Richard Watson, Deputy Chief Executive Officer and Director of Transformation and Strategy for the NHS Ipswich and East Suffolk, NHS West Suffolk and NHS North East Essex CCGs, said, “Suffolk and North East Essex Integrated Care System already has strong care pathways in place for each of the individual symptoms Long Covid can cause. The team have been able to build on this solid foundation and bring these services together into a single, coordinated treatment plan which will be tailored to the needs of each individual patient, giving them access to a wide variety of relevant services. Everyone has done a great job getting SNELCAS off the ground. What we cannot predict is the level of demand on the service in the future and we expect that the initial SNELCAS model might well have to be expanded in time.”

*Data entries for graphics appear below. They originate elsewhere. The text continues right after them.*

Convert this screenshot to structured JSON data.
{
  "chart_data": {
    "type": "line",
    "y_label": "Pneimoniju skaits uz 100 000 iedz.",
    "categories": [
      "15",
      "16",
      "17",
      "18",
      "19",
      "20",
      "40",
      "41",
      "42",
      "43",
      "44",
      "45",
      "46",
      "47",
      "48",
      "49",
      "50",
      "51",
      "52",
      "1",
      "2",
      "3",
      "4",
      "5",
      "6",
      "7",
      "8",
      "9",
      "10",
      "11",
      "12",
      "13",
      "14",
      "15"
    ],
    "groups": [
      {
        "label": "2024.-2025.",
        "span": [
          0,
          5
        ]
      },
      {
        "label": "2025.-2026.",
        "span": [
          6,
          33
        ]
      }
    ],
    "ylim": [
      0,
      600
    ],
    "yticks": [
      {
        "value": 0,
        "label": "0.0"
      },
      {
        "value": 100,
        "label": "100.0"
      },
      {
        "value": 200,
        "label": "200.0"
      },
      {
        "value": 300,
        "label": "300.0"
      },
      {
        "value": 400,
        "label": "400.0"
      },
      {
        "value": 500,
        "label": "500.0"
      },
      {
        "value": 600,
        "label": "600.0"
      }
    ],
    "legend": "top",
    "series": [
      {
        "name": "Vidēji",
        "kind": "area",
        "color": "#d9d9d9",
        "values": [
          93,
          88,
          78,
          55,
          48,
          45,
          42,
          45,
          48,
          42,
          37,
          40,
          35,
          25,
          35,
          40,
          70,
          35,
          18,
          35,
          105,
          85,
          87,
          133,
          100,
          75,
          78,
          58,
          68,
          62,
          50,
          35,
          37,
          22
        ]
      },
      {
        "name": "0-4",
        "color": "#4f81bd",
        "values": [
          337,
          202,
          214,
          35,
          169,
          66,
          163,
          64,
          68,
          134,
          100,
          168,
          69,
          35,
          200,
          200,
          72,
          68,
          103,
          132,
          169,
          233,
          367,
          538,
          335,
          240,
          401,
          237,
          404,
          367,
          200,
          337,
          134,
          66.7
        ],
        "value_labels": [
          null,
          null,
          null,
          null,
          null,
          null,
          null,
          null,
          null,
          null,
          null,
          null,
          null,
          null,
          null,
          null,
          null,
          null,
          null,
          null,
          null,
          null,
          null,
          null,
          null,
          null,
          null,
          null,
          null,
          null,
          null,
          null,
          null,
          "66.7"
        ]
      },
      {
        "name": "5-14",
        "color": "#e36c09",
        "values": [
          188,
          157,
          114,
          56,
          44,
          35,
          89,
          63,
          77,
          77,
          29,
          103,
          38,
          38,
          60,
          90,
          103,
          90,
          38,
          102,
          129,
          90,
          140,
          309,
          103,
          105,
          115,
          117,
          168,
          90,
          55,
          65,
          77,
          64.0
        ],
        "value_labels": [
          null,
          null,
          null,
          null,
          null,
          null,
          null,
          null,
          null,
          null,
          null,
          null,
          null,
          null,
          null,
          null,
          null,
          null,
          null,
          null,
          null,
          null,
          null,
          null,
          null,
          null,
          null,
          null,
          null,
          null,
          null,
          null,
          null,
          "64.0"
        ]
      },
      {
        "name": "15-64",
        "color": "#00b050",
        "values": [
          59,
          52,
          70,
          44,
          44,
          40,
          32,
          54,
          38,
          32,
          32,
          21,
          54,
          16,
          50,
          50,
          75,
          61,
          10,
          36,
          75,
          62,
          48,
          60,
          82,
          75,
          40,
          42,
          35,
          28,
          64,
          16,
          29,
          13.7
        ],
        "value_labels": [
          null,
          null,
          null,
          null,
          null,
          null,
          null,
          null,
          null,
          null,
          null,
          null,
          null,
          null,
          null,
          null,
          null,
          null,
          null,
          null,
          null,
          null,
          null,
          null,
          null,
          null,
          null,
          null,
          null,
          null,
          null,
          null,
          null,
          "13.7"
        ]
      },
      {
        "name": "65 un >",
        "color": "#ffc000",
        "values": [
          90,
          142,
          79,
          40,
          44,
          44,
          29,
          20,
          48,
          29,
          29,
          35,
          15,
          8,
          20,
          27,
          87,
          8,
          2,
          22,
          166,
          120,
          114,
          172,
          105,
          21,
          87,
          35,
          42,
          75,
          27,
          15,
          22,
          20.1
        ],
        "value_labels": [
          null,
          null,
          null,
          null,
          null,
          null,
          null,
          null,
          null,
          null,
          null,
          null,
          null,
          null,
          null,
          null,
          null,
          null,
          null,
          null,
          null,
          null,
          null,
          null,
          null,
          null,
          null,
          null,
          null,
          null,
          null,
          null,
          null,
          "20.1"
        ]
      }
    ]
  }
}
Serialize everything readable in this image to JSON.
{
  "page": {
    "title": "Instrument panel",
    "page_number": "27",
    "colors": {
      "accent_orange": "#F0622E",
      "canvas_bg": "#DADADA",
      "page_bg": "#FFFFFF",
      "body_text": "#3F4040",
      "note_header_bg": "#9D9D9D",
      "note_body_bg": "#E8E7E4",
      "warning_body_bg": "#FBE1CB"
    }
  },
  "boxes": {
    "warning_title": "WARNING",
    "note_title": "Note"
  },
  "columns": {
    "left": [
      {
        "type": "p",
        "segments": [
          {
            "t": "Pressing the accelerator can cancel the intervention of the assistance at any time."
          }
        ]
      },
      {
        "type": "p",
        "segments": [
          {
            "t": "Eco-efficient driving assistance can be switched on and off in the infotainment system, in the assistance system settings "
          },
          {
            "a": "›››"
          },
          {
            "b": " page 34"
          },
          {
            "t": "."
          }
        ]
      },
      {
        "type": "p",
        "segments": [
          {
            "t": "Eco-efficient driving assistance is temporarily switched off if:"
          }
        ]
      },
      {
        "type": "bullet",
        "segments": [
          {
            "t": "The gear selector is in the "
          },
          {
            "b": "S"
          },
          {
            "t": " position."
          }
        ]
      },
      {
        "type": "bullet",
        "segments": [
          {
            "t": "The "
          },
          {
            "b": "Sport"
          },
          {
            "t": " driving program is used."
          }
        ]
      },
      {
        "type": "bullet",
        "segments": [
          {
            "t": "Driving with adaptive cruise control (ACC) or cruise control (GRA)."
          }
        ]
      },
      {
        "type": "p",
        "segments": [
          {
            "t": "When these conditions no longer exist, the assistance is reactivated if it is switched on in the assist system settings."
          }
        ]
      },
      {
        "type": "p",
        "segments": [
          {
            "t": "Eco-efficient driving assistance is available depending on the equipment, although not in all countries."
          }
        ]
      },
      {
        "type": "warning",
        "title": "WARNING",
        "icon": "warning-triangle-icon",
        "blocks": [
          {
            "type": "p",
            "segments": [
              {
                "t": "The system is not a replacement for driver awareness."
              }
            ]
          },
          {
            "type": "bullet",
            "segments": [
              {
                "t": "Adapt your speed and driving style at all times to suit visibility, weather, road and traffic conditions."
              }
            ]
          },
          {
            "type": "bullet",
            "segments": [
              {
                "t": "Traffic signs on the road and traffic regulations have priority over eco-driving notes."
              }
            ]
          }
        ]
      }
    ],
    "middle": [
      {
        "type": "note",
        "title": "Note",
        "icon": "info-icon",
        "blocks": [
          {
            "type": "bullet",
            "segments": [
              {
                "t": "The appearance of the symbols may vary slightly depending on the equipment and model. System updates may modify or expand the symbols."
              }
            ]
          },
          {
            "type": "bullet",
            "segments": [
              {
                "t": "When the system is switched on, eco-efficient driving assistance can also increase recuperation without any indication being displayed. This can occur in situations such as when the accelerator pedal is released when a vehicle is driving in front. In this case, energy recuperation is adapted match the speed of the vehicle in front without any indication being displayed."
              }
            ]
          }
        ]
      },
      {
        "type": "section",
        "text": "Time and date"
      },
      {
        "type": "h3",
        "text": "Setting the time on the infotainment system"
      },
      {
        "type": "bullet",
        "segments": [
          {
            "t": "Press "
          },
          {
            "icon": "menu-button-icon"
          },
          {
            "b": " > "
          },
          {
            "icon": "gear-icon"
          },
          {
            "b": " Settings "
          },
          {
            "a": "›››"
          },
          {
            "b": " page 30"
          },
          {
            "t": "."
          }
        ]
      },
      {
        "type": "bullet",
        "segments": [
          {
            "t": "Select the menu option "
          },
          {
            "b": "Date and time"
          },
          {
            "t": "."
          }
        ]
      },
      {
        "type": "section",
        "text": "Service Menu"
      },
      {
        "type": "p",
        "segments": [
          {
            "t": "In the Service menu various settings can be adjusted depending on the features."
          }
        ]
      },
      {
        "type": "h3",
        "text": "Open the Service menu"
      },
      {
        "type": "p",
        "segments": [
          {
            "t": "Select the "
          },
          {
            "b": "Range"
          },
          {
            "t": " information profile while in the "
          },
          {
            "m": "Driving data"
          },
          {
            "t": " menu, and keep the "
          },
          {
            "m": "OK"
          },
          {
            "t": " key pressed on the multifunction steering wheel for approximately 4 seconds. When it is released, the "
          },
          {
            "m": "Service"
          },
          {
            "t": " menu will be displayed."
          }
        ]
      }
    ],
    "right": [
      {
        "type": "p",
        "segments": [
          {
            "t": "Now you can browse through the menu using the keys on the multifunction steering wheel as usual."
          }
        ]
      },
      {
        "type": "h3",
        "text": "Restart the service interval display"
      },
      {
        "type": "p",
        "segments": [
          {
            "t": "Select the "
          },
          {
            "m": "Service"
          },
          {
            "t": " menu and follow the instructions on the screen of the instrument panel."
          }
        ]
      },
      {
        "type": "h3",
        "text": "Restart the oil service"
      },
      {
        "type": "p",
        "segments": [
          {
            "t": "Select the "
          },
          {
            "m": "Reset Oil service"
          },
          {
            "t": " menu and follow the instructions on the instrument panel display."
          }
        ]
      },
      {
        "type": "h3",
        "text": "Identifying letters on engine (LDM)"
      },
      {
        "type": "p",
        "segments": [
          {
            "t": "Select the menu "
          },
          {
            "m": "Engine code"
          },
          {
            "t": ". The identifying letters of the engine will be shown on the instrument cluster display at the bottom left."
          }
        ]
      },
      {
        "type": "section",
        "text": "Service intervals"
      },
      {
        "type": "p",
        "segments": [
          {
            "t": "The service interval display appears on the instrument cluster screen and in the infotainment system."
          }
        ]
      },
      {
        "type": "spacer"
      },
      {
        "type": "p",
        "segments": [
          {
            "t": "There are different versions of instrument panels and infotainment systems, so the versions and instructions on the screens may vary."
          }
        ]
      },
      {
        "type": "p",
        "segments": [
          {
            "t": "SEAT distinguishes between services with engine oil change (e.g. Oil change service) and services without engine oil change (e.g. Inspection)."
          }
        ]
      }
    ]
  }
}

Lianne Jongepier, Head of Neighbourhood and Alliance Transformation for the NHS North East Essex CCG said,“We know that many people with Long Covid need medical care and treatment to support them in their recovery. However, we also know that a large proportion of people with mild symptoms can recover through guided self-management and by making the necessary lifestyle changes. To support self-help and aid recovery, many websites and online tools have been developed, which may help people increase their energy levels and boost their mental health. I would urge anyone with mild symptoms to explore these and to seek advice from their GP only if their symptoms persist.”
Anonymised patient data from Long Covid patients in Suffolk and north east Essex will be collected and given to the National Institute for Health Research (NIHR). NIHR is funding studies of 10,000 patients across the country to help frontline NHS and social care workers better understand the condition and how they can best help their patients.